Свет выяснился, зажег цветы, позолотил щели занавесей и рассек сумеречную тишину роскошных зал густым блеском первого утреннего огня. Тогда, плача с неподвижным лицом, – медленно бегущие к углам рта крупные слезы казались росой, блещущей на гордом цветке, – девушка написала министру несколько строк, полных холодного, несколько виноватого равнодушия. И там значилось, в последней строке:
«Я видела и узнала его. Нет ничего страшного. Не бойтесь; это – мечтатель».
XVI
Два мальчика росли и играли вместе, потом они выросли и расстались, а когда опять встретились – меж ними была целая жизнь.
Один из этих мальчиков, которого теперь мы называем
Друд или «Двойная Звезда», проснувшись среди ночи, подошел к окну, дыша сырым ветром, полыхавшим из тьмы. Внизу, среди тусклого отсвета, рассеянного вокруг башни маяка ее огненной головой, вспыхивая зеленой пеной, текли к черной стене хлещущие свитки валов; вздымаясь у огромного ствола башни, они рушили к ее основанию ливни и водопады с силой пальбы. Во тьме красный или желтый огонь, застилая звезду, указывал движение парохода. Выли, стонали сирены, сообщая моменту оттенок безумия. По левой стороне тьмы светилась пыль огней далекого города.
Если есть боль, зрелище, отвлекая, делает боль неистовее, когда, сломав созерцание, душа вновь сосредоточится на ране своей. Друд отошел от окна. Его душа гнулась и ныла, как спина носильщика под еле-посильным грузом; он страдал, поэтому стал ходить, чтобы не прислушиваться к себе.
Стеббс, сторож Лисского маяка, покончив с фонарем, то есть наполнив лампы сурепным маслом, сошел в нижнее помещение.
– А! – сказал он. – Вы встали!
Друд обернулся, встретив грустными глаза своего товарища детских игр.
– Ты печален, болен быть может? – сказал он, усаживая сторожа на кровать рядом с собой. – Ну, потолкуем как раньше.

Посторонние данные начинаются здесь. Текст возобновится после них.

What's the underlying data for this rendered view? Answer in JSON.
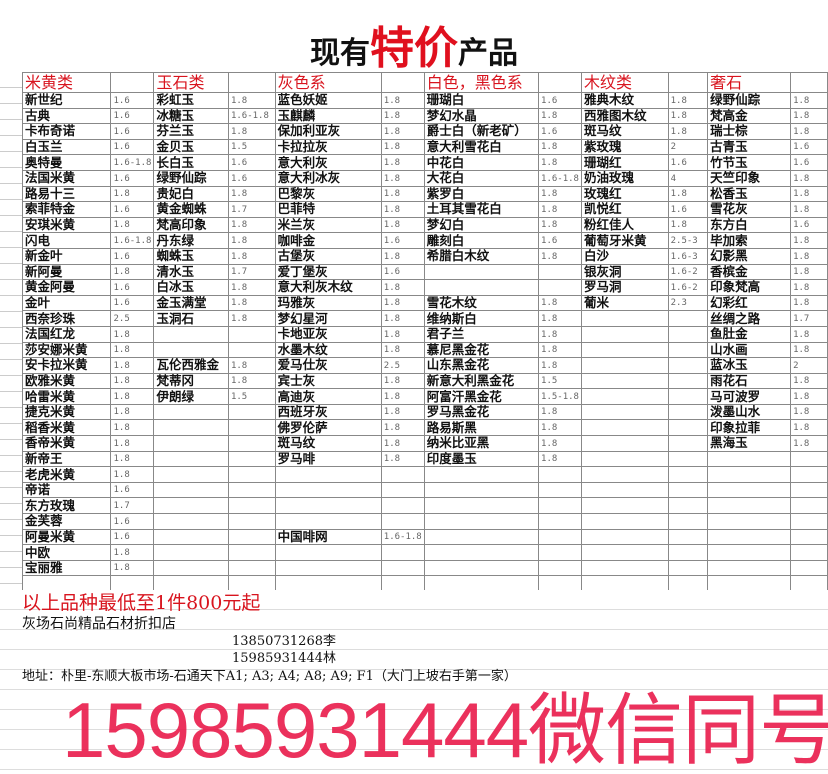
{
  "title": {
    "prefix": "现有",
    "highlight": "特价",
    "suffix": "产品"
  },
  "colors": {
    "accent_red": "#d8141e",
    "watermark": "#e81446"
  },
  "categories": [
    {
      "name": "米黄类",
      "items": [
        [
          "新世纪",
          "1.6"
        ],
        [
          "古典",
          "1.6"
        ],
        [
          "卡布奇诺",
          "1.6"
        ],
        [
          "白玉兰",
          "1.6"
        ],
        [
          "奥特曼",
          "1.6-1.8"
        ],
        [
          "法国米黄",
          "1.6"
        ],
        [
          "路易十三",
          "1.8"
        ],
        [
          "索菲特金",
          "1.6"
        ],
        [
          "安琪米黄",
          "1.8"
        ],
        [
          "闪电",
          "1.6-1.8"
        ],
        [
          "新金叶",
          "1.6"
        ],
        [
          "新阿曼",
          "1.8"
        ],
        [
          "黄金阿曼",
          "1.6"
        ],
        [
          "金叶",
          "1.6"
        ],
        [
          "西奈珍珠",
          "2.5"
        ],
        [
          "法国红龙",
          "1.8"
        ],
        [
          "莎安娜米黄",
          "1.8"
        ],
        [
          "安卡拉米黄",
          "1.8"
        ],
        [
          "欧雅米黄",
          "1.8"
        ],
        [
          "哈雷米黄",
          "1.8"
        ],
        [
          "捷克米黄",
          "1.8"
        ],
        [
          "稻香米黄",
          "1.8"
        ],
        [
          "香帝米黄",
          "1.8"
        ],
        [
          "新帝王",
          "1.8"
        ],
        [
          "老虎米黄",
          "1.8"
        ],
        [
          "帝诺",
          "1.6"
        ],
        [
          "东方玫瑰",
          "1.7"
        ],
        [
          "金芙蓉",
          "1.6"
        ],
        [
          "阿曼米黄",
          "1.6"
        ],
        [
          "中欧",
          "1.8"
        ],
        [
          "宝丽雅",
          "1.8"
        ]
      ]
    },
    {
      "name": "玉石类",
      "items": [
        [
          "彩虹玉",
          "1.8"
        ],
        [
          "冰糖玉",
          "1.6-1.8"
        ],
        [
          "芬兰玉",
          "1.8"
        ],
        [
          "金贝玉",
          "1.5"
        ],
        [
          "长白玉",
          "1.6"
        ],
        [
          "绿野仙踪",
          "1.6"
        ],
        [
          "贵妃白",
          "1.8"
        ],
        [
          "黄金蜘蛛",
          "1.7"
        ],
        [
          "梵高印象",
          "1.8"
        ],
        [
          "丹东绿",
          "1.8"
        ],
        [
          "蜘蛛玉",
          "1.8"
        ],
        [
          "清水玉",
          "1.7"
        ],
        [
          "白冰玉",
          "1.8"
        ],
        [
          "金玉满堂",
          "1.8"
        ],
        [
          "玉洞石",
          "1.8"
        ],
        [
          "",
          ""
        ],
        [
          "",
          ""
        ],
        [
          "瓦伦西雅金",
          "1.8"
        ],
        [
          "梵蒂冈",
          "1.8"
        ],
        [
          "伊朗绿",
          "1.5"
        ]
      ]
    },
    {
      "name": "灰色系",
      "items": [
        [
          "蓝色妖姬",
          "1.8"
        ],
        [
          "玉麒麟",
          "1.8"
        ],
        [
          "保加利亚灰",
          "1.8"
        ],
        [
          "卡拉拉灰",
          "1.8"
        ],
        [
          "意大利灰",
          "1.8"
        ],
        [
          "意大利冰灰",
          "1.8"
        ],
        [
          "巴黎灰",
          "1.8"
        ],
        [
          "巴菲特",
          "1.8"
        ],
        [
          "米兰灰",
          "1.8"
        ],
        [
          "咖啡金",
          "1.6"
        ],
        [
          "古堡灰",
          "1.8"
        ],
        [
          "爱丁堡灰",
          "1.6"
        ],
        [
          "意大利灰木纹",
          "1.8"
        ],
        [
          "玛雅灰",
          "1.8"
        ],
        [
          "梦幻星河",
          "1.8"
        ],
        [
          "卡地亚灰",
          "1.8"
        ],
        [
          "水墨木纹",
          "1.8"
        ],
        [
          "爱马仕灰",
          "2.5"
        ],
        [
          "宾士灰",
          "1.8"
        ],
        [
          "高迪灰",
          "1.8"
        ],
        [
          "西班牙灰",
          "1.8"
        ],
        [
          "佛罗伦萨",
          "1.8"
        ],
        [
          "斑马纹",
          "1.8"
        ],
        [
          "罗马啡",
          "1.8"
        ],
        [
          "",
          ""
        ],
        [
          "",
          ""
        ],
        [
          "",
          ""
        ],
        [
          "",
          ""
        ],
        [
          "中国啡网",
          "1.6-1.8"
        ]
      ]
    },
    {
      "name": "白色，黑色系",
      "items": [
        [
          "珊瑚白",
          "1.6"
        ],
        [
          "梦幻水晶",
          "1.8"
        ],
        [
          "爵士白（新老矿）",
          "1.6"
        ],
        [
          "意大利雪花白",
          "1.8"
        ],
        [
          "中花白",
          "1.8"
        ],
        [
          "大花白",
          "1.6-1.8"
        ],
        [
          "紫罗白",
          "1.8"
        ],
        [
          "土耳其雪花白",
          "1.8"
        ],
        [
          "梦幻白",
          "1.8"
        ],
        [
          "雕刻白",
          "1.6"
        ],
        [
          "希腊白木纹",
          "1.8"
        ],
        [
          "",
          ""
        ],
        [
          "",
          ""
        ],
        [
          "雪花木纹",
          "1.8"
        ],
        [
          "维纳斯白",
          "1.8"
        ],
        [
          "君子兰",
          "1.8"
        ],
        [
          "慕尼黑金花",
          "1.8"
        ],
        [
          "山东黑金花",
          "1.8"
        ],
        [
          "新意大利黑金花",
          "1.5"
        ],
        [
          "阿富汗黑金花",
          "1.5-1.8"
        ],
        [
          "罗马黑金花",
          "1.8"
        ],
        [
          "路易斯黑",
          "1.8"
        ],
        [
          "纳米比亚黑",
          "1.8"
        ],
        [
          "印度墨玉",
          "1.8"
        ]
      ]
    },
    {
      "name": "木纹类",
      "items": [
        [
          "雅典木纹",
          "1.8"
        ],
        [
          "西雅图木纹",
          "1.8"
        ],
        [
          "斑马纹",
          "1.8"
        ],
        [
          "紫玫瑰",
          "2"
        ],
        [
          "珊瑚红",
          "1.6"
        ],
        [
          "奶油玫瑰",
          "4"
        ],
        [
          "玫瑰红",
          "1.8"
        ],
        [
          "凯悦红",
          "1.6"
        ],
        [
          "粉红佳人",
          "1.8"
        ],
        [
          "葡萄牙米黄",
          "2.5-3"
        ],
        [
          "白沙",
          "1.6-3"
        ],
        [
          "银灰洞",
          "1.6-2"
        ],
        [
          "罗马洞",
          "1.6-2"
        ],
        [
          "葡米",
          "2.3"
        ]
      ]
    },
    {
      "name": "奢石",
      "items": [
        [
          "绿野仙踪",
          "1.8"
        ],
        [
          "梵高金",
          "1.8"
        ],
        [
          "瑞士棕",
          "1.8"
        ],
        [
          "古青玉",
          "1.6"
        ],
        [
          "竹节玉",
          "1.6"
        ],
        [
          "天竺印象",
          "1.8"
        ],
        [
          "松香玉",
          "1.8"
        ],
        [
          "雪花灰",
          "1.8"
        ],
        [
          "东方白",
          "1.6"
        ],
        [
          "毕加索",
          "1.8"
        ],
        [
          "幻影黑",
          "1.8"
        ],
        [
          "香槟金",
          "1.8"
        ],
        [
          "印象梵高",
          "1.8"
        ],
        [
          "幻彩红",
          "1.8"
        ],
        [
          "丝绸之路",
          "1.7"
        ],
        [
          "鱼肚金",
          "1.8"
        ],
        [
          "山水画",
          "1.8"
        ],
        [
          "蓝冰玉",
          "2"
        ],
        [
          "雨花石",
          "1.8"
        ],
        [
          "马可波罗",
          "1.8"
        ],
        [
          "泼墨山水",
          "1.8"
        ],
        [
          "印象拉菲",
          "1.8"
        ],
        [
          "黑海玉",
          "1.8"
        ]
      ]
    }
  ],
  "footer": {
    "note": "以上品种最低至1件800元起",
    "shop": "灰场石尚精品石材折扣店",
    "phone1": "13850731268李",
    "phone2": "15985931444林",
    "address": "地址：朴里-东顺大板市场-石通天下A1; A3; A4; A8; A9; F1（大门上坡右手第一家）",
    "watermark": "15985931444微信同号"
  }
}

– Как раньше? – повторил Стеббс с горестным ударением. – Раньше я садился и слушал, удивлялся, хохотал, проводил ночи без сна, во тьме, расписанной после рассказов ваших ярчайшими красками. Пора ужинать. – Он взял из угла дров и присел к камину, раздувая огонь.

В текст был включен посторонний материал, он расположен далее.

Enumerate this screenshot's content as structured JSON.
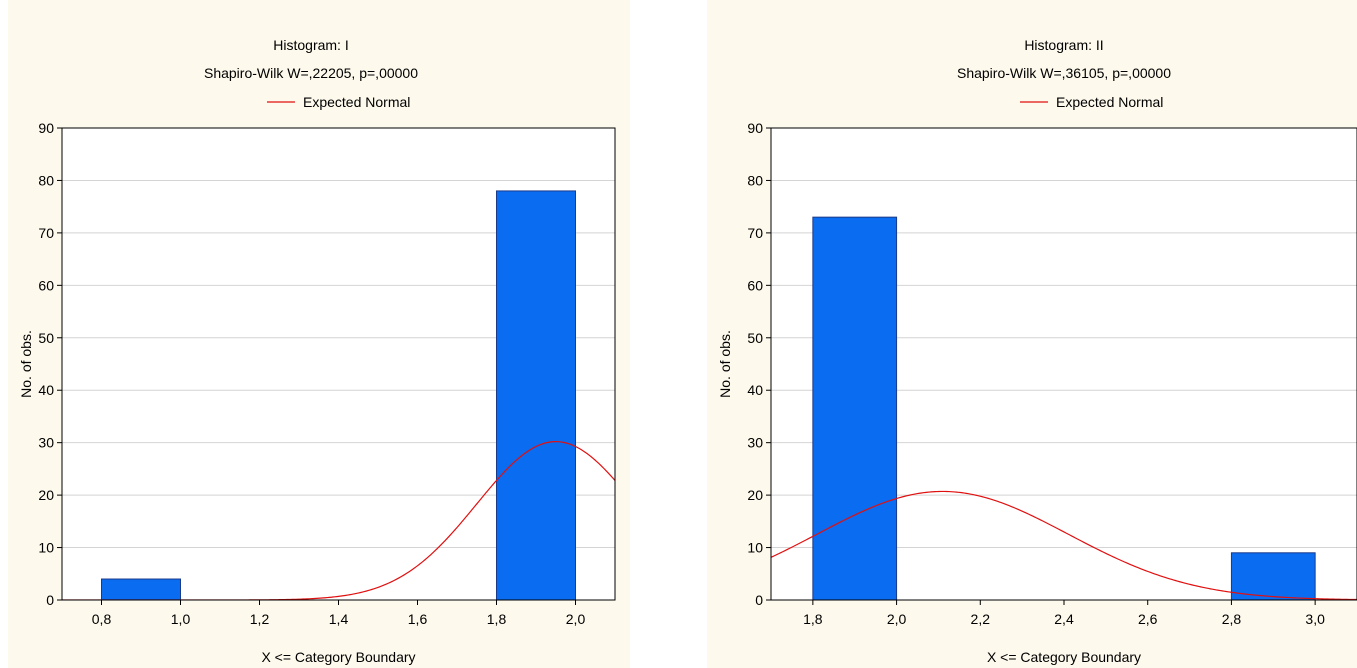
{
  "chart_data": [
    {
      "type": "bar",
      "title": "Histogram: I",
      "subtitle": "Shapiro-Wilk W=,22205, p=,00000",
      "legend": "Expected Normal",
      "legend_placement": "top-center",
      "xlabel": "X <= Category Boundary",
      "ylabel": "No. of obs.",
      "xlim": [
        0.7,
        2.1
      ],
      "ylim": [
        0,
        90
      ],
      "grid": true,
      "x_ticks": [
        0.8,
        1.0,
        1.2,
        1.4,
        1.6,
        1.8,
        2.0
      ],
      "x_tick_labels": [
        "0,8",
        "1,0",
        "1,2",
        "1,4",
        "1,6",
        "1,8",
        "2,0"
      ],
      "y_ticks": [
        0,
        10,
        20,
        30,
        40,
        50,
        60,
        70,
        80,
        90
      ],
      "bins": [
        {
          "x0": 0.8,
          "x1": 1.0,
          "value": 4
        },
        {
          "x0": 1.8,
          "x1": 2.0,
          "value": 78
        }
      ],
      "normal_curve": {
        "peak_x": 1.95,
        "peak_y": 30.2,
        "sd": 0.2
      },
      "colors": {
        "bar": "#0a6cf0",
        "bar_stroke": "#1a3a8a",
        "curve": "#e01010",
        "background": "#fdf9ec",
        "plot": "#ffffff"
      }
    },
    {
      "type": "bar",
      "title": "Histogram: II",
      "subtitle": "Shapiro-Wilk W=,36105, p=,00000",
      "legend": "Expected Normal",
      "legend_placement": "top-center",
      "xlabel": "X <= Category Boundary",
      "ylabel": "No. of obs.",
      "xlim": [
        1.7,
        3.1
      ],
      "ylim": [
        0,
        90
      ],
      "grid": true,
      "x_ticks": [
        1.8,
        2.0,
        2.2,
        2.4,
        2.6,
        2.8,
        3.0
      ],
      "x_tick_labels": [
        "1,8",
        "2,0",
        "2,2",
        "2,4",
        "2,6",
        "2,8",
        "3,0"
      ],
      "y_ticks": [
        0,
        10,
        20,
        30,
        40,
        50,
        60,
        70,
        80,
        90
      ],
      "bins": [
        {
          "x0": 1.8,
          "x1": 2.0,
          "value": 73
        },
        {
          "x0": 2.8,
          "x1": 3.0,
          "value": 9
        }
      ],
      "normal_curve": {
        "peak_x": 2.11,
        "peak_y": 20.7,
        "sd": 0.3
      },
      "colors": {
        "bar": "#0a6cf0",
        "bar_stroke": "#1a3a8a",
        "curve": "#e01010",
        "background": "#fdf9ec",
        "plot": "#ffffff"
      }
    }
  ]
}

Друд перешел к нему, чувствуя себя скверно и виновато. Заметив, что дрова надо поджигать снизу, он ловко установил поленья, и пламя разгорелось.
– Стеббс, – сказал он, – с того дня, как я лежал при смерти, а ты сидел возле меня и капал в ложку сомнительное изобретение доктора Мармадука, прошло много времени, но было мало хороших минут. Давай делать хорошую минуту. Сядем и закурим, как прежде, индейскую трубку мира.
Сначала скажем про Стеббса, какой он был наружности. Стеббс был невелик ростом, длинноволос; волоса веером лежали на пыльном воротнике старенького мундира;
разорванные штаны, из-под которых едва виднелись рыжие носки башмаков, мели своей бахромой пол. Худое лицо, все черты которого стремились вперед, имело острые пунцовые скулы; тщедушный, но широкоплечий, казалось, отразился он, став таким, в кривом зеркале, – из тех, что, подведи к ним верзилу, дают существо сплюснутое. Но у него были прекрасные собачьи глаза.